A Sentinel One investigation revealed threat actors (TA) have been abusing the Windows Defender command line tool to decrypt and load Cobalt Strike payloads.
The cybersecurity experts detailed their findings in an advisory last week, in which they said the TA managed to carry out the attacks after obtaining initial access via the Log4Shell vulnerability against an unpatched VMware Horizon Server.
The attackers reportedly modified the Blast Secure Gateway component of the application by installing a web shell using PowerShell code.
“Once initial access had been achieved, the threat actors performed a series of enumeration commands and attempted to run multiple post-exploitation tools,” the Sentinel One team wrote.
These reportedly included Meterpreter, PowerShell Empire and a new way to side-load Cobalt Strike. According to the security researchers, the threat actors downloaded a malicious DLL, the encrypted payload and the legitimate tool all from their controlled C2.
“Defenders need to be alert to the fact that LockBit ransomware operators and affiliates are exploring and exploiting novel ‘living off the land’ tools to aid them in loading Cobalt Strike beacons and evading some common EDR and traditional AV detection tools,” Sentinel One wrote.
Consequently, the security researchers warned that organizations should give careful scrutiny to any tools the organization or the organization’s security software has made exceptions for.

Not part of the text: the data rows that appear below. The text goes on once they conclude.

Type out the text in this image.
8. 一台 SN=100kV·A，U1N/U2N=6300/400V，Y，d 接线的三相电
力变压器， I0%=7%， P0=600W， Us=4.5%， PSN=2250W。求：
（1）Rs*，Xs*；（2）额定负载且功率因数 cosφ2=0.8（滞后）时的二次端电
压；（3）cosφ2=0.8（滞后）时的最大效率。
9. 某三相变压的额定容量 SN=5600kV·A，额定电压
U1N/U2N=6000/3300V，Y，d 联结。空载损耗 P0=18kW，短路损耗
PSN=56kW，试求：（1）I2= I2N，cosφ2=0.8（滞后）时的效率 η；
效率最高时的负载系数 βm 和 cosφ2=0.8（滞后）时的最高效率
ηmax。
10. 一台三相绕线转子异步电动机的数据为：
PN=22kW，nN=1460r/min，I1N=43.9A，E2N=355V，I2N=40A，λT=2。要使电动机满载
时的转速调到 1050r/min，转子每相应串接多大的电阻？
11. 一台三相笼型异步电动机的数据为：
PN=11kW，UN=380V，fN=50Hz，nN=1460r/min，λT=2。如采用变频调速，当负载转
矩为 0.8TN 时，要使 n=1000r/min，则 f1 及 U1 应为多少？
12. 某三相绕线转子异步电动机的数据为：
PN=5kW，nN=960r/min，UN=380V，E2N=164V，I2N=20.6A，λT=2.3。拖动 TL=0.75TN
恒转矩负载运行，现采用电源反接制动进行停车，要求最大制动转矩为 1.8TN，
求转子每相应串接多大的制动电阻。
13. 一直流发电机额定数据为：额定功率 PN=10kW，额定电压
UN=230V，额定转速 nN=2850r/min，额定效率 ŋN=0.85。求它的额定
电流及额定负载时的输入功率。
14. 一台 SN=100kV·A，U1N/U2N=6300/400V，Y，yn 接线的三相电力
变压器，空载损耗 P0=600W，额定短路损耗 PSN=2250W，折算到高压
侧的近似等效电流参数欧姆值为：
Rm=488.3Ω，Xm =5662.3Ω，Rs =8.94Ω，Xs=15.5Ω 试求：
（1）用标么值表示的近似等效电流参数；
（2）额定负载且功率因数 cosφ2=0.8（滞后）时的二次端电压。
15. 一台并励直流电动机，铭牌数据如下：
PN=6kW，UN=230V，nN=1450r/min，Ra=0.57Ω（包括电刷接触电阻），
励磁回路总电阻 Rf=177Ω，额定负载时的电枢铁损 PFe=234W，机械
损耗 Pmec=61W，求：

“Products like VMware and Windows Defender have a high prevalence in the enterprise and a high utility to threat actors if they are allowed to operate outside of the installed security controls,” Sentinel One wrote.
For context, LockBit 3.0 is the latest iteration of the prolific LockBit Ransomware as a Service (RaaS) family, which recently ramped up attacks on two public sector entities.
More generally, RaaS has grown considerably since the beginning of the COVID-19 pandemic, mostly due to the shift to remote work and the consequent lack of security of home networks and misconfigured VPNs.